Ada suatu waktu dalam hidup, duduk dan terdiam menikmati kehidupan dalam rangkaian kekuatan mata, pikiran, dan hati sehingga benar-benar kenikmatan itu merasuk dalam jiwa yang terasakan, menyimpan segala teori tentangnya.
Betapa sibuknya manusia dalam kehidupan ini menyusuri segala lika-liku kehidupan dalam dinamika yang melibatkan segala jiwa dan raga. Hari demi hari, waktu demi waktu, menjadi rentetan pengalaman yang terus mengisi kisah hidup manusia dengan segala naik dan turunnya alur kehidupan begitu banyak tokoh dan setting kehidupan yang terlibat di dalamnya. Hidup tanpa tahu ending di balik semua itu, namun segala peran kehidupan tetap terus berjalan.
Pada suatu ketika Buddha menunjukkan setangkai bunga kepada murid-muridnya dan meminta agar setiap orang menyatakan pendapatnya tentang bunga itu. Mereka mengamati bunga itu selama beberapa saat dengan diam.
Ada yang mengungkapkan ajaran falsafah tentang bunga. Ada yang menggubah puisi. Ada pula yang membuat perumpamaan. Semua berusaha saling mengalahkan dengan uraian yang semakin mendalam.
Mahakashyap mengamati bunga itu, lalu tersenyum tanpa berkata apa-apa. Hanya dialah yang telah melihatnya.

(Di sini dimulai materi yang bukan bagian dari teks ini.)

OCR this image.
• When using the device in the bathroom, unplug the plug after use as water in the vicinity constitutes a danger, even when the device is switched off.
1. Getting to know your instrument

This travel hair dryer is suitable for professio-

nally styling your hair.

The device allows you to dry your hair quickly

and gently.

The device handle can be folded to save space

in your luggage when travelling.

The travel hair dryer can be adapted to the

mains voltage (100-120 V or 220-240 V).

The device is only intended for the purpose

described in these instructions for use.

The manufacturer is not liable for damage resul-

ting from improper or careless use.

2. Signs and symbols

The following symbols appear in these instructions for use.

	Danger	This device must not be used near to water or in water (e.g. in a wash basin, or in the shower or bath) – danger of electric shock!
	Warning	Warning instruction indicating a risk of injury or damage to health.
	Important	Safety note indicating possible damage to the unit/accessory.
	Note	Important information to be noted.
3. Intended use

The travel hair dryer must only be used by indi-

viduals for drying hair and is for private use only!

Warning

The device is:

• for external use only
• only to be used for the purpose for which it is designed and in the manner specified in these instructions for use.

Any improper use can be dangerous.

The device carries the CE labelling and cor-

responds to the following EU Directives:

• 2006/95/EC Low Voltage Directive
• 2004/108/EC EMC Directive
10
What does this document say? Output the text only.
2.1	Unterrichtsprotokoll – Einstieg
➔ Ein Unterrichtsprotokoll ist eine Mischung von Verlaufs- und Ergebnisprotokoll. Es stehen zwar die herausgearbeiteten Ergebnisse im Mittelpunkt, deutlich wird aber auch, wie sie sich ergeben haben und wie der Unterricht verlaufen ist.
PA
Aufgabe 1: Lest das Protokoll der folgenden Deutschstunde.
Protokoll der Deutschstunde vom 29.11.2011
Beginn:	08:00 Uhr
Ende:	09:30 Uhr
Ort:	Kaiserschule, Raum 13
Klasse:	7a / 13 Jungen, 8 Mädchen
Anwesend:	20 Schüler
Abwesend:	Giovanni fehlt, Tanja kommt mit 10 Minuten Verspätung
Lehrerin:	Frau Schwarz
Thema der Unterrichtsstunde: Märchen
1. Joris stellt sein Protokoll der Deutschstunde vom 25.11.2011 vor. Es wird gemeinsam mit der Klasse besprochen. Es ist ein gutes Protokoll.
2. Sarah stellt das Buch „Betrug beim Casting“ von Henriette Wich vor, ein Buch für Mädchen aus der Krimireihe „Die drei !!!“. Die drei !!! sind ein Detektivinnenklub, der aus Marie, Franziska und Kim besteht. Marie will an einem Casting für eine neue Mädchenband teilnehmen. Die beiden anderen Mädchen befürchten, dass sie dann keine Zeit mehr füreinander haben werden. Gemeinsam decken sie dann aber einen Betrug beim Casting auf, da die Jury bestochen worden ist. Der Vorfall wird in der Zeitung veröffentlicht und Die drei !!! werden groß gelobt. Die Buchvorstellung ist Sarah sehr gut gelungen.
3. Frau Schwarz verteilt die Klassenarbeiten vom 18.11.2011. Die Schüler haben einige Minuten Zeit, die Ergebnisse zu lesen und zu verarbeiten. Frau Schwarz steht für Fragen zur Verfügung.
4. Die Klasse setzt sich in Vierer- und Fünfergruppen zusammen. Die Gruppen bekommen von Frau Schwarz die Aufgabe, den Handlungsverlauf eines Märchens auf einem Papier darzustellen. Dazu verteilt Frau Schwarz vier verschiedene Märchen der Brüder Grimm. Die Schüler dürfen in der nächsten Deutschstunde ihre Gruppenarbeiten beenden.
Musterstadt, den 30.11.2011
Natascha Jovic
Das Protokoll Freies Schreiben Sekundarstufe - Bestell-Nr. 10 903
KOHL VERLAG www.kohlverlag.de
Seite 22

Belajar dari Mahakashyap, menyediakan waktu dan kesempatan untuk duduk terdiam menikmati bunga di hadapannya dalam keseluruhan jiwa dan raganya. Tanpa uraian yang mendalam dan tanpa harus mengalahkan yang lain, Mahakshyap menemukan esensi dari bunga itu, yakni kepuasaan budi dan hati yang terwakilkan dalam senyu tanpa kata-kata. Dalam kesibukan hidup ini, sejatinya manusia berani memberikan waktu khusus setiap saat dalam kebiasaan untuk menikmatinya dalam ketenangan budi dan ketulusan hati. Senantiasa senyum diri itu boleh merasuk ke dalam jiwa memberi makna atas segala kesibukan hidup.